Aversie van retailers tegen het internet
Er zijn natuurlijk altijd uitzonderingen, maar in het algemeen zien we bij kleine en grote retailers bijzonder weinig enthousiasme voor het internet. Als ze er al mee bezig zijn, dan toch vooral als verdediging (brandgangtheorie) tegenover de ‘pure players’, webwinkels die helemaal geen fysieke winkels hebben. Aan de andere kant zien we dat de meeste webwinkeliers helemaal geen ervaring hebben in of kennis hebben van de fysieke retail, zodat beide groepen retailers zich min of meer gescheiden ontwikkelen. Winkeliers zien hun webshop als weinig meer dan een extra filiaal, terwijl webwinkeliers die fysieke winkel als een hopeloos verouderde distributiemethode zien, hoogstens geschikt als toonzaal of afhaalpunt. Van beide zijden wordt ‘de overkant’ met een verbazingwekkende versimpeling bekeken. Waar jaren geleden Anderson via zijn ‘Long Tail’ eenvoudig de plaats van fysieke winkels, webwinkels en ‘digital retail’ kon aangeven, maken die webwinkels nu hun meeste omzet in het gebied waarin de fysieke retailers in het voordeel zouden moeten zijn. Dat kost de laatsten marktaandeel, die dat vervolgens proberen terug te winnen door hoog in te zetten op hun webwinkels, een terrein waarin de webwinkeliers veel beter zijn. Zo helpt de inertie van fysieke winkeliers, om actief met de mogelijkheden van het web aan de slag te gaan, de webwinkeliers aan een markt waarvan ze anders niet zouden kunnen dromen.

Conclusie
Veel ‘Retail specialisten’ zijn dat alleen in eigen ogen, en die van hun hondstrouwe aanhang.

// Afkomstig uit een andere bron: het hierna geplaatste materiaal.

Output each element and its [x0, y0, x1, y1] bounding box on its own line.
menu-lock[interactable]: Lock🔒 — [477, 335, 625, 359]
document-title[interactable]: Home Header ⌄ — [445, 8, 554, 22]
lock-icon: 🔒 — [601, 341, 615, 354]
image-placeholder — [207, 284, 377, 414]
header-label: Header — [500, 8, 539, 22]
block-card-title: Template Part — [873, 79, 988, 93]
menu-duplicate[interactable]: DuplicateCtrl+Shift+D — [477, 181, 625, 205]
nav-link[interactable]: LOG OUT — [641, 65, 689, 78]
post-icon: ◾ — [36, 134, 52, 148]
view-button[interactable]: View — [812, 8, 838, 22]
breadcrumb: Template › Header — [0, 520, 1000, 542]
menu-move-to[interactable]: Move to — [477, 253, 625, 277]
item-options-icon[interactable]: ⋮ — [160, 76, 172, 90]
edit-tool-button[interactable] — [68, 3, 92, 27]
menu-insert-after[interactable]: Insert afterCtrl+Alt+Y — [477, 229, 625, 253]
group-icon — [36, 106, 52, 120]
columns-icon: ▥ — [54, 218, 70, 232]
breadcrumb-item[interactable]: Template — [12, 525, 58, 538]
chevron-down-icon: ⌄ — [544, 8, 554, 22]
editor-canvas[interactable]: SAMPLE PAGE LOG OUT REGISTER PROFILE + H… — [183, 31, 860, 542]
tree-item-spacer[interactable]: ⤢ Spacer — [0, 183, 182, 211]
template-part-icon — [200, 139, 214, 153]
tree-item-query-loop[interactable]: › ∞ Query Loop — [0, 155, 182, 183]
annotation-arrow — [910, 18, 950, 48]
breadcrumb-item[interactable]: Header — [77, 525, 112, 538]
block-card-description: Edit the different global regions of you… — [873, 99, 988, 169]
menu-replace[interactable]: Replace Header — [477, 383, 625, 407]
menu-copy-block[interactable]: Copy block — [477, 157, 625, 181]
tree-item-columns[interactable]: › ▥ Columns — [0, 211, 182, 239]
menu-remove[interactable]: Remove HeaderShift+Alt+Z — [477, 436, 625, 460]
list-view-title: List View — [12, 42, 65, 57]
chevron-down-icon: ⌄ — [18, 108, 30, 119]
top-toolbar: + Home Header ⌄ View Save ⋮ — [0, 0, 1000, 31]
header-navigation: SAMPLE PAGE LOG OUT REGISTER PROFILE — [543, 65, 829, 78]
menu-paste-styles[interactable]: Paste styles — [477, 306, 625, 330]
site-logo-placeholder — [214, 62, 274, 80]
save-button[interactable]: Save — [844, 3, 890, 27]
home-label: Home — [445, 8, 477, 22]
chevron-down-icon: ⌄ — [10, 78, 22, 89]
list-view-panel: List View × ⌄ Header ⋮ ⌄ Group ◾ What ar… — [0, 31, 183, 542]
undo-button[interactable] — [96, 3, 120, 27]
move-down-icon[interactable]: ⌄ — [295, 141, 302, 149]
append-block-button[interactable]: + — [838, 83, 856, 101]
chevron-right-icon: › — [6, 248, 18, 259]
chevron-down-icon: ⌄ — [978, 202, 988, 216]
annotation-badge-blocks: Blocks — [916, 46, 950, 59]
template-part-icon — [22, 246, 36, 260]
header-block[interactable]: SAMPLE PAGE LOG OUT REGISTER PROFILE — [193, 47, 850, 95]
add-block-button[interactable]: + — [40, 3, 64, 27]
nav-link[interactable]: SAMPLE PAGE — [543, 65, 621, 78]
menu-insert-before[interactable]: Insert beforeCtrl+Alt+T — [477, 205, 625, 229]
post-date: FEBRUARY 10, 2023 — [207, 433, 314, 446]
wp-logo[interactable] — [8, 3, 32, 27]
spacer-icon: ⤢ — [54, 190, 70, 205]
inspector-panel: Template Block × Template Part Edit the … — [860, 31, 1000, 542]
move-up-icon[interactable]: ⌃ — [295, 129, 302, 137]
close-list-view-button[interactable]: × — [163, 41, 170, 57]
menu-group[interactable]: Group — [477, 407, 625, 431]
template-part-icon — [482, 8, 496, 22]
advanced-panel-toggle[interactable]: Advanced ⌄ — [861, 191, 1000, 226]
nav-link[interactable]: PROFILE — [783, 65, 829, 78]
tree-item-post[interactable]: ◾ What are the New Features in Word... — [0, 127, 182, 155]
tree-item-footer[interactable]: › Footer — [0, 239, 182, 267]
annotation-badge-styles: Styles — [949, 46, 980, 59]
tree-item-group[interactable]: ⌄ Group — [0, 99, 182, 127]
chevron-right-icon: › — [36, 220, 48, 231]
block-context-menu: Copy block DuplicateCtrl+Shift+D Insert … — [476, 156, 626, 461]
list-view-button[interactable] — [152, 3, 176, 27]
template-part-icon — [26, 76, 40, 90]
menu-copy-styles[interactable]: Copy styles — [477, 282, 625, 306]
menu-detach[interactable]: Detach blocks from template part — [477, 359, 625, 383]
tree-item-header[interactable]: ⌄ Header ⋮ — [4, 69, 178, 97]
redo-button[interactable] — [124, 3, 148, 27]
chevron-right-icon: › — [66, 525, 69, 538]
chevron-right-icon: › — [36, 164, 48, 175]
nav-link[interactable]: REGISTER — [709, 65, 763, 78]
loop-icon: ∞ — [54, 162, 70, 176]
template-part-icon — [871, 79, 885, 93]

Toch kunnen ze niet eeuwig naar anderen blijven wijzen, de ‘omstandigheden’ als excuus voor mislukking aanvoeren, of, zoals Cor Molenaar dat duidelijk doet, de vlucht naar voren kiezen. Was deze, vanouds een specialist op het gebied van Direct Marketing en Customer Relations Management, eerst als e-commerce specialist (en dat is hij wel degelijk) een aanhanger van Anderson’s Long Tail, maar, nu de groei van het internet vooral binnen de fysieke Retail plaatsvindt, presenteert hij zich al jaren als Retail specialist. Alsof hij niets met het debacle van de Free Record Shop en POLARE te maken had. En zijn Retail 3.0 sprookje de middenstand van het Brabantse Veghel echt heeft geholpen. Natuurlijk wordt ook in de Retail elke cent maar één keer uitgegeven, en alles wat in de inhoudelijke verbetering van aanbod en propositie, of in specialisatie van een formule van de winkel, of in de samenstelling van een heel winkelcentrum, wordt gestoken, is niet meer beschikbaar voor het maken van leuke advertenties of voor evenementen. Hoe vreemd dat ook lijkt, maar het werken aan een nieuwe toekomst voor retailers is strijdig met het belang van de vele “marketing-”, reclame- en promotiebureaus rond die Retail. Uit die hoek is echte innovatie dan ook niet of nauwelijks te verwachten.

NieuweWinkelier

Als retailers, groot of klein, zich een toekomst willen scheppen, zullen ze zich weer moeten richten op wat ze voor klanten en klantengroepen kunnen, en willen, betekenen te midden van de fysieke en virtuele concurrentie waarmee de moderne winkelier nu eenmaal te maken heeft. Retailers moeten stoppen zich tegen die nieuwe technologie te weer te stellen, maar deze omarmen om uiteindelijk, in één of andere vorm, zichzelf om te vormen tot ‘Nieuwe Winkelier’. En daarmee de klant weer terug te winnen die de afgelopen jaren teleurgesteld die winkel, en die winkelcentra, heeft verlaten.

Daarvoor moeten ze zich niet wenden tot de vele zelfbenoemde ‘specialisten’ met hun simpele oplossingen, maar tot mensen die, in theorie én praktijk, bewezen hebben de complexiteit van dit vak te beheersen.